Jensen suggests looking at the substrates and processes as to what dictates the type of device and consequently ink required. For example, for inkjet alone, there are water-, oil-, or solvent-based inks or even electrically chargeable.
New advancements in inkjet ink technology come about in response to stricter regulations. “Inks are designed to adhere to almost any substrate even after harsh post-print processes, such as chemical wash downs or retort processing. This allows manufacturers to meet regulations around product safety and maintain supply chain transparency,” adds Parkin.
As with researching any product, there are specific hardware components and usage requirements a manufacturer should consider before investing.
On the hardware side, Breunig says generally speaking, inkjet printing requires less integration and product handling support hardware than a contact device does.
“Like adding any new component into a packaging line it can take some specialized engineering to maximize the efficiency of the product,” admits Krzykwa. However, CIJ printers are easy to setup compared to other forms of printing. “All that is required is an area where the material can pass by the printhead at a consistent speed and distance from the printhead.”

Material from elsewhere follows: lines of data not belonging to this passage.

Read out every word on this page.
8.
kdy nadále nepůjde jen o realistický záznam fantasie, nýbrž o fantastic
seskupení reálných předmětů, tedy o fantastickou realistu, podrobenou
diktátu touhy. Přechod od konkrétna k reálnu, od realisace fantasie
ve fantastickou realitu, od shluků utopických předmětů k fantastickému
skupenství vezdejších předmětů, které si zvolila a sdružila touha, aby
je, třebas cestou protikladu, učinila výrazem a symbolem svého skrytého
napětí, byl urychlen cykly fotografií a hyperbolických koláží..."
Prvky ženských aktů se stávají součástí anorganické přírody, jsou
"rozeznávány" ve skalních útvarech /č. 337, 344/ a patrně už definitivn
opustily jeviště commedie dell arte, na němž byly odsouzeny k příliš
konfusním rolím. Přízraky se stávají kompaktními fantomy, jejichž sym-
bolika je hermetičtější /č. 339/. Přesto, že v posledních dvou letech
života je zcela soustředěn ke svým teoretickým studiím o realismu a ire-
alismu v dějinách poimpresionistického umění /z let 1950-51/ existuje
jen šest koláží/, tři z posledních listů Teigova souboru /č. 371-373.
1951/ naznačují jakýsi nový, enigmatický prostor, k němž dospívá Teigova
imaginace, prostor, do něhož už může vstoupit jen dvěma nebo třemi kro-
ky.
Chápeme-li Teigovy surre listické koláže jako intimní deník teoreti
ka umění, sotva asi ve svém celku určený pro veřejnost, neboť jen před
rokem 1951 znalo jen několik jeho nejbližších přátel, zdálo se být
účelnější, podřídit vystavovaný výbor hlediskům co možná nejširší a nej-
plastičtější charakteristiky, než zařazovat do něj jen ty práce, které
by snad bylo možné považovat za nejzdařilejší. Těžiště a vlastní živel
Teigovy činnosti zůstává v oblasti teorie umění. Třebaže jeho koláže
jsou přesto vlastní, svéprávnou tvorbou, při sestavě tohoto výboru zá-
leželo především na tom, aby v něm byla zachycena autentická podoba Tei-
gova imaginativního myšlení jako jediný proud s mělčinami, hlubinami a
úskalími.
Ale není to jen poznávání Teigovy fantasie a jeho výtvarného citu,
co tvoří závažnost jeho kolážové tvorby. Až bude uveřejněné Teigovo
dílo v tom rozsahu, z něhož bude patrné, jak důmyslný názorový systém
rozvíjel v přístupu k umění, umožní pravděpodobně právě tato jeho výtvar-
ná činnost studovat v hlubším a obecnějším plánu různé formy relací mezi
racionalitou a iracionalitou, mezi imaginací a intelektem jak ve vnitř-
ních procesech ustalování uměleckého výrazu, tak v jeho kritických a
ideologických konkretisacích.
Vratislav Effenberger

Jensen suggests interested buyers ask important questions prior to financially committing to a device. These include a focus on type and amount of maintenance. Will it be serviced by your own personnel or a specialist? Are the components field repairable? Do they have a lifespan that could stop production or are costly to replace? What is the cost of ownership over the lifetime of the device?
Mark and Code Anything
Inkjet is making significant inroads into the marking and coding community. Contactless by nature, it’s ideal for any product that needs to be marked or coded on a fast-speed production line. This includes irregular shapes, rough or slippery surfaces, and small or large in size.